All Battenhall staff are offered flexible and remote working as standard. While the agency has standard working hours of nine until five thirty, Monday to Friday, it works in an environment where social media and the internet are 24/7. In order to meet client’s needs, it adapts working hours. For example, if there is a weekend issue that might need to be monitored for a client, it schedules staff time that will then be reclaimed with the flexi time policy.

The agile character of the business is also manifested in the fact that staff are entitled to work from home one day a week, enabling them the freedom to get more done or get a bit more work-life balance in the process. They are also offered unlimited holiday, an annual wellbeing allowance of £300, and a personal tech budget of £1,200.

“The communications industry has not been very innovative to date when it comes to pioneering the future of work, but the tech industry has,” comments Benvie. “We are constantly looking for new ways to work, and we would like to think we are doing new things ourselves too that will be emulated by other companies and industries in the future.”

You can work and get the work done wherever you are as long as you have the tools to do that. The one thing missing is of course those informal collaborative moments: the sharing of ideas across the desk, the water cooler moments or serendipitous encounters in the corridor.

At Battenhall, staff use Google Chats as a good way of keeping in touch with what is happening. The agency also capitalises on the live documents function of Google Drive and uses Whatsapp with clients, both for breaking news and keeping them looped in on items that arise and evolve.

Dropbox has created a new tool to pro-actively encourage agile working. The company’s forthcoming product ‘Paper’ is an online collaboration workspace, allowing multiple people in any location to work on one project. “It looks like a document but rather than something you would then print, it will always be online and always up to date with additions, including video and spreadsheets,” explains Morris. “Collaboration workspaces like that will become more and more important in the future – it is less about storing your stuff, more about accessing and sharing it.”

There are significant benefits to flexible and agile working but without effective collaboration the crucial organisational structures could break down very quickly. It is almost like people head off in different directions – how would you know that your employees aren’t all working on the same thing if they are not collaborating properly. So, in a bid to retain efficiencies, creativity and organisational culture, the tools and mechanisms to encourage that kind of collaboration become all the more important.

Morris admires the future ways of working concept of a ‘liquid workforce’. This is distinct from both a traditional ‘solid state’ style workforce, housed within a rigid company, or a chaotic ‘gaseous’ one. “I am picturing this as almost like a lava lamp,” he comments. “A place where you give people freedom within organisations but create an environment where they still interact and collaborate and share knowledge, information and creativity.”

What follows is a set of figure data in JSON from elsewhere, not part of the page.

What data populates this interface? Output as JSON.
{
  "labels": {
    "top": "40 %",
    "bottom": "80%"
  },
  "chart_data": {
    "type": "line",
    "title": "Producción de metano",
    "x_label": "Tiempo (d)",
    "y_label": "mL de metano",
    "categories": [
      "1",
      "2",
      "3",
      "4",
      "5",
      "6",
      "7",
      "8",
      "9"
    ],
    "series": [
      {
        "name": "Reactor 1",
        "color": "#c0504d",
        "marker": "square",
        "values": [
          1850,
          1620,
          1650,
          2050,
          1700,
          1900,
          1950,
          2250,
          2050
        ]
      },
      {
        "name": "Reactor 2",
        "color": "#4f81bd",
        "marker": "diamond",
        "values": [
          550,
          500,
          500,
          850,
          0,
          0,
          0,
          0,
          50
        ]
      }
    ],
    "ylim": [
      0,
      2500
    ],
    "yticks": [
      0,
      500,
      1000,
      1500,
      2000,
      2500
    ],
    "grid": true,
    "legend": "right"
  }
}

While we ponder that alluring lava lamp imagery, it is useful to remember that the generation coming through – currently aged 5 to 15 – are at huge risk of existing in a virtual world with little face-to-face contact. We hear of 12 year-olds with no need to leave the security of their bedrooms happily utilising a range of web-based technologies to ‘play’ with friends all over the world. Agility may be the watchword for our times but we need to be careful we don’t mould the world of work to become too virtual.